Response: We have included the data of SMA in revised Figure 1I. The vimentin expression mentioned in the results is based on inititial immunofluorescence data. The mouse protein panel from Nanostring DSP did not contain any antibodies for detecting Vimentin.

Rev2: SMA Data inclusion and clarification are cordially accepted. 

  1. Comment: “In Supplemental Figure 1G, the ROI 11 for stroma shows to be stained for CD45. We speculate that the labelling is inaccurate and it should be for SMA instead. Modify the figure.”

             Response:  The Figure has been modified.

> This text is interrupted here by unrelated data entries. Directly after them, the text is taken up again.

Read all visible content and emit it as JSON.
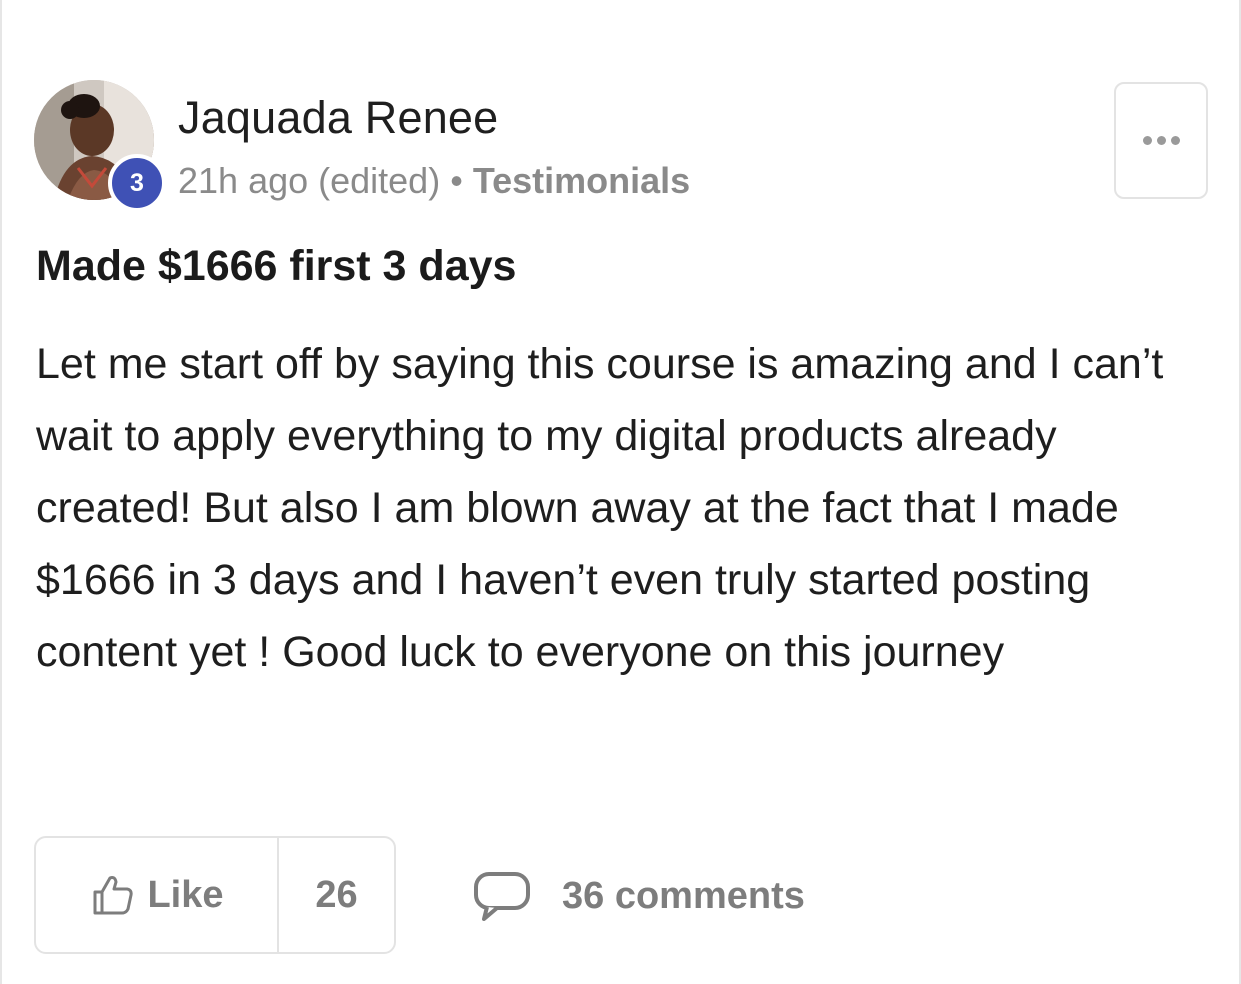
{
  "post": {
    "author": "Jaquada Renee",
    "level": "3",
    "time": "21h ago (edited)",
    "separator": "•",
    "category": "Testimonials",
    "title": "Made $1666 first 3 days",
    "body": "Let me start off by saying this course is amazing and I can’t wait to apply everything to my digital products already created! But also I am blown away at the fact that I made $1666 in 3 days and I haven’t even truly started posting content yet ! Good luck to everyone on this journey"
  },
  "actions": {
    "like_label": "Like",
    "like_count": "26",
    "comments_label": "36 comments"
  },
  "icons": {
    "more": "more-horizontal-icon",
    "like": "thumbs-up-icon",
    "comments": "comment-bubble-icon"
  },
  "colors": {
    "level_badge": "#3f51b5",
    "muted_text": "#7d7d7d",
    "border": "#e3e3e3"
  }
}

Rev2: Thanks. In addition, please check if the ROIs are corrected numbered/labelled. ROI 5 in 1E looks like ROI 3 in 1D; ROI 11 in 1E looks like ROI 6 in 1D.

Author Response

We would like to thank the editor and reviewers for the careful and thoughtful review of our manuscript. A detailed response to each comment has been provided below and changes made to the manuscript have been recorded with track changes within the text.

  1. Reviewer 1

Comment 3: “In the result section, the authors mentioned, ‘Decreased tumor weights in the combination treated mice correlated with increased CTL proliferation within the tumor tissue (Figure 1D).’ The conclusion needs to be validated by demonstrating a regression analysis between the two variables (weight vs. cell proliferation). The tumor weight should be replaced by tumor weight/body weight ratio as we indicated earlier. Statistical significance, e.g, R-squared (R2) should be provided as well.”

First Response:  We have recalculated the tumor weights to account for body weight in the revised Figure 1A, and have included the statistical significance in Figure 1D.  Supplemental Figure 2 in the revised manuscript also shows the correlation analysis between tumor weight and CTL proliferation.

Comment 2:  We thank the authors for their effort. However, the correlation should be between tumor weight normalized to body weight (tumor/body weight) and CTL and NOT just between tumor weight against CTL. We request to re-do the Supplementary Figure 2 (A-I).

Response to Comment 2: Thank you for critically reviewing the manuscript. In order to keep consistency with Fig. 1E we modified the graph (Supplemental Figure 2, page 48) by demonstrating the correlation between tumor weight normalized to body weight (tumor/body weight) and CTL. We also updated the relevant text (page 9, line 147-148; and in the figure legend page 48). 

2.Comment 5: “In Supplemental Figure 1G, the ROI 11 for stroma shows to be stained for CD45. We speculate that the labelling is inaccurate and it should be for SMA instead. Modify the figure.”

             Response:  The Figure has been modified.

Rev2: Thanks. In addition, please check if the ROIs are corrected numbered/labeled. ROI 5 in 1E looks like ROI 3 in 1D; ROI 11 in 1E looks like ROI 6 in 1D.

Response to Rev 2: We have carefully checked the numbering and believe they are correct.